Мы в тот вечер много разговаривали, потом ходили. На Верхне-Волжской набережной, куда высыпали толпы людей, мы дышали свежим воздухом, смотрели на сверкающую воду, на далекие и широкие просторы. Нас обтекала праздная толпа, иногда мне доставались толчки, но Дина своим соседством обогревала меня. Я пытался ее глазами смотреть на мир. Пробовал почувствовать расширяющуюся внутри вселенную…
Раньше я думал, что девушка − это цветок, это сама жизнь, это высший пик женственности. Видимо, я ошибался. Самое лучшее, что может случиться в жизни женщины − это материнство.
Повелительница умов
Погожее субботнее утро. Мы с Олегом решили сдать бутылки.

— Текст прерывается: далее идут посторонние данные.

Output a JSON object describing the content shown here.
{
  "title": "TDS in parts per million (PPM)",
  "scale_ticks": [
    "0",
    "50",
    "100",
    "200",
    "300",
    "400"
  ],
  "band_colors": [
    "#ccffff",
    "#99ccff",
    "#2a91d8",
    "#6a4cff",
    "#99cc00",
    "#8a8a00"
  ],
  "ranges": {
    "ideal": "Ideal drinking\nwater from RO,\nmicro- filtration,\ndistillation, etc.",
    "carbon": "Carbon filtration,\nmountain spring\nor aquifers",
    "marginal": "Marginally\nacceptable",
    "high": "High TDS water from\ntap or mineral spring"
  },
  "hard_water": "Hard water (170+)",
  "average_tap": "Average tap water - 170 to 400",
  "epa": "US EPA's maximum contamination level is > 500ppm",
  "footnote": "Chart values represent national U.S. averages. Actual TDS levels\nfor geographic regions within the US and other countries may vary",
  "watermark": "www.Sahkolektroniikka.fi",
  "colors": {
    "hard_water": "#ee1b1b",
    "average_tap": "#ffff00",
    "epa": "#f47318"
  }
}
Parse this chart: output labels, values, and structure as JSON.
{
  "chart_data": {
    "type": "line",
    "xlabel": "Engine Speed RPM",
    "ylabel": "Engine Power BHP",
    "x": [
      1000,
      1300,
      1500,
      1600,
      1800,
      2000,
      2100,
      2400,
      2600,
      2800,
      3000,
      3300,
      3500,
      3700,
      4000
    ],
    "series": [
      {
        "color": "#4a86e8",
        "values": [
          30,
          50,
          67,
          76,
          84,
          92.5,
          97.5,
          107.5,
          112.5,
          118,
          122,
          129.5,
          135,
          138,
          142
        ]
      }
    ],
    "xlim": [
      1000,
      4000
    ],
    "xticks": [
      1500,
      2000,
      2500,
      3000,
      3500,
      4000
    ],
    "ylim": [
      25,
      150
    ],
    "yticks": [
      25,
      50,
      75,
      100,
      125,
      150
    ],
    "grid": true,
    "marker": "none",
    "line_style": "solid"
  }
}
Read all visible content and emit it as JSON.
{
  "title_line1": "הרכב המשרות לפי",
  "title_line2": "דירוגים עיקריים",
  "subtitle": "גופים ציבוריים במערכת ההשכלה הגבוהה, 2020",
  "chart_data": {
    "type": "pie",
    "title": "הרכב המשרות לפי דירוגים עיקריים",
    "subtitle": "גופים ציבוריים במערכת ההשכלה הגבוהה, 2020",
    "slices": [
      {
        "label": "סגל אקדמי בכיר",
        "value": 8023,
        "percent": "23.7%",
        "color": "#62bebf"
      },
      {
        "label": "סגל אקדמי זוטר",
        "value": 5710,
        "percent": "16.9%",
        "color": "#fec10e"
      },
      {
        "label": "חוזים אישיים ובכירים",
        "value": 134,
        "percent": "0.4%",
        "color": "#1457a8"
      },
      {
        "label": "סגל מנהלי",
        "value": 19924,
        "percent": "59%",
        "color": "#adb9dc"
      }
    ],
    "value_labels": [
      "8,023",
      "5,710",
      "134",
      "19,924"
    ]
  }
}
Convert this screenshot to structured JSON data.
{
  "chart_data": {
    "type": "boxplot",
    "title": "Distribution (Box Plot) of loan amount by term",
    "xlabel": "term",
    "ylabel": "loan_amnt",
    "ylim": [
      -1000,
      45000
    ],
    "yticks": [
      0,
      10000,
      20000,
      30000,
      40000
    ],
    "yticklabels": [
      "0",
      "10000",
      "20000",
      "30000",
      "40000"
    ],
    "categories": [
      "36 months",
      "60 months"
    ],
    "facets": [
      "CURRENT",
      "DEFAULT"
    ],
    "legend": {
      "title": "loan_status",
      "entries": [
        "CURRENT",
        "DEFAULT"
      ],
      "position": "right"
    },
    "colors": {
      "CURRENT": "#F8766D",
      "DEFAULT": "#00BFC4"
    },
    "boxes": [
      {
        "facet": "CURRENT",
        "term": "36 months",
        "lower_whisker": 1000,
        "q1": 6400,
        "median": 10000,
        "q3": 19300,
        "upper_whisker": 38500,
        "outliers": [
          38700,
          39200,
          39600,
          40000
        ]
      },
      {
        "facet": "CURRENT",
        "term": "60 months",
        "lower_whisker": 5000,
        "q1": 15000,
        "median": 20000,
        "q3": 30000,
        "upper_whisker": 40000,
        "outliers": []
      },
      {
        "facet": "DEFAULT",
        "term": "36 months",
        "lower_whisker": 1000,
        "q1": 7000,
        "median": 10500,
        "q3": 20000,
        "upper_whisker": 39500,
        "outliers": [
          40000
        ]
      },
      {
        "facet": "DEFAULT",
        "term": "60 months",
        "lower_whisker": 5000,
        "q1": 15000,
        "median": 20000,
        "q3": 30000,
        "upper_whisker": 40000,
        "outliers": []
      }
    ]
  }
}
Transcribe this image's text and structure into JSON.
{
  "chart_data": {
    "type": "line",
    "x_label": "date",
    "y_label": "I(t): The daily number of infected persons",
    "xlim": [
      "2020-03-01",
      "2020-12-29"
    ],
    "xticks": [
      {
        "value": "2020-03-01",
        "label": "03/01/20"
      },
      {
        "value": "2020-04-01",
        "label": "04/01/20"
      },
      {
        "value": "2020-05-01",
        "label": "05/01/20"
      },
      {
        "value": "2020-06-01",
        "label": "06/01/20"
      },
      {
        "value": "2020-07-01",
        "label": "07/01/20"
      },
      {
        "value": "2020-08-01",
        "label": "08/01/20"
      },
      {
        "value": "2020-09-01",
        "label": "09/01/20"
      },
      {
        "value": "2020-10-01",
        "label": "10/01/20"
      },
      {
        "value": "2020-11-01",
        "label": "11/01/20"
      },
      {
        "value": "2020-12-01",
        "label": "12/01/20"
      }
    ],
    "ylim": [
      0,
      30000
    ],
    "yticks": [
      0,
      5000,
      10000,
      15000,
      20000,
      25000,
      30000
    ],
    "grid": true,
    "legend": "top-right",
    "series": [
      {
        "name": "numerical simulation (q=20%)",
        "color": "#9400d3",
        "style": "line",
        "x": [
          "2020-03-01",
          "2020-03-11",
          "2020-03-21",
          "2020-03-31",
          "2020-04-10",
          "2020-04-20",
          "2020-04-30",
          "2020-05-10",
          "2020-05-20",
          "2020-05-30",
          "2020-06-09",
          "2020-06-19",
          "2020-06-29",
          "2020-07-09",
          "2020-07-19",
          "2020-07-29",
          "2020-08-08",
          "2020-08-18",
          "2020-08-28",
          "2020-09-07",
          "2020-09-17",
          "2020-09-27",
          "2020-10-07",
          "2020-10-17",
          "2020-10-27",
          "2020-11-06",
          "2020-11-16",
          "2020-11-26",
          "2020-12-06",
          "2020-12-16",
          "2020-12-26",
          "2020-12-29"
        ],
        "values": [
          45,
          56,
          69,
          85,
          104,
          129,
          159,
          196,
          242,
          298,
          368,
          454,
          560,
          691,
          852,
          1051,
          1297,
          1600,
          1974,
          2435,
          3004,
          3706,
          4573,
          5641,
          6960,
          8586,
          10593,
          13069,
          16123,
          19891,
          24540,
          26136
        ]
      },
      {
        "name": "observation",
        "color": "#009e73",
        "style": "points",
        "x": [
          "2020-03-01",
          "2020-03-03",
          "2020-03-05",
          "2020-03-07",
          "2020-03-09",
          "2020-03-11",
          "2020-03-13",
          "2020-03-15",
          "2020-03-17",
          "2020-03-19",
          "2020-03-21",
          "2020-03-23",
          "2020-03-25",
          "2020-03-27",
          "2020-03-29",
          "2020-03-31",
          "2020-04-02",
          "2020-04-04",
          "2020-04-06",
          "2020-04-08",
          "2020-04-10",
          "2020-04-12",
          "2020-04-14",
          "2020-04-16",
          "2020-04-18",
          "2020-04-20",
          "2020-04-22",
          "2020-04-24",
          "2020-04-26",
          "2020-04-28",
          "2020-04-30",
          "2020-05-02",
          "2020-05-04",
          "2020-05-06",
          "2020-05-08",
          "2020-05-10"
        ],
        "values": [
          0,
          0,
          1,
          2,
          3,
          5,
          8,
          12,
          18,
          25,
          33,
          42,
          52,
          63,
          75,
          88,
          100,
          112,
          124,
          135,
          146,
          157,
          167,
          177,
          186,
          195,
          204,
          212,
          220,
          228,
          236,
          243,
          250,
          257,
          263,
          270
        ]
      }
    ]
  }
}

Собрали их в сумки, рюкзак и вышли «на охоту» Среди панельных домов, сзади стеклянного магазина, в зарослях сиреневых кустов затерялся сарай. На фасаде желтела надпись охрой:
Пункт приёма стеклотары
9 – 18
Ниже − зарешеченная витрина с образцами посуды и ценниками. Правее − приёмное окно с широким подоконником.
Мы с Олегом заняли очередь, присели на свободный ящик и погрузились в созерцание под чай из термоса с бутербродами. Олег жил в этом академическом районе почти всю жизнь и знал в лицо едва ли не каждого. Иногда он наклонялся к моему уху и пояснял, кто здесь кем работает.
Подошел преподаватель философии, спросил:
− А кто крайний? − И с облегчением опустил на траву огромные сумки, снял с плеч брезентовый рюкзак. − Кто сегодня ведет приём? − деликатно поинтересовался он.
− Лёля, − вздохнул впередистоящий кандидат наук.
− Это не очень хорошо, − сказал преподаватель философии.
− В конце концов, каждый индивидуум самовыражается по-своему, − сказал замдиректора завода «Спецтехника»
− Это кто там выражается?! − рявкнула из окна Лёля. − Здесь только я могу на вас выражаться. Следующий!
Первый очередник, начальник отдела НИИ «Вакуум», бросился поспешно выставлять бутылки из английской кожаной сумки на подоконник.
− С наклейками не берем. − Отставила три бутылки приемщица.
− Сейчас, Лёлечка, я мигом. − Начальник отдела НИИ поднял из-под ног осколок зеленого стекла и принялся соскребать им наклейку.
Приемщица переставила бутылки с подоконника в ящик, пересчитала и протянула деньги.
− Следующий!
− Лёлечка, а как же эти три? Я быстро!
− Следующий, я сказала! − крикнула Лёля, и начальника отдела НИИ оттеснили в сторону. Тот пересчитал деньги и чуть не заплакал:
− Тут не хватает двух рублей. Мне же даже на бутылку водки не хватит.
− Уберите отсюда этого счетовода, а то закроюсь, − прогудела начальница.
− Слушайте, уважаемый, − заволновалась очередь, − шли бы вы домой, не мешайте народу.
− Нет! − взвизгнул по-бабьи начальник отдела НИИ, вытирая лоб мятым носовым платком. − Это принципиально! Меня обсчитали, меня обворовали у вас на глазах!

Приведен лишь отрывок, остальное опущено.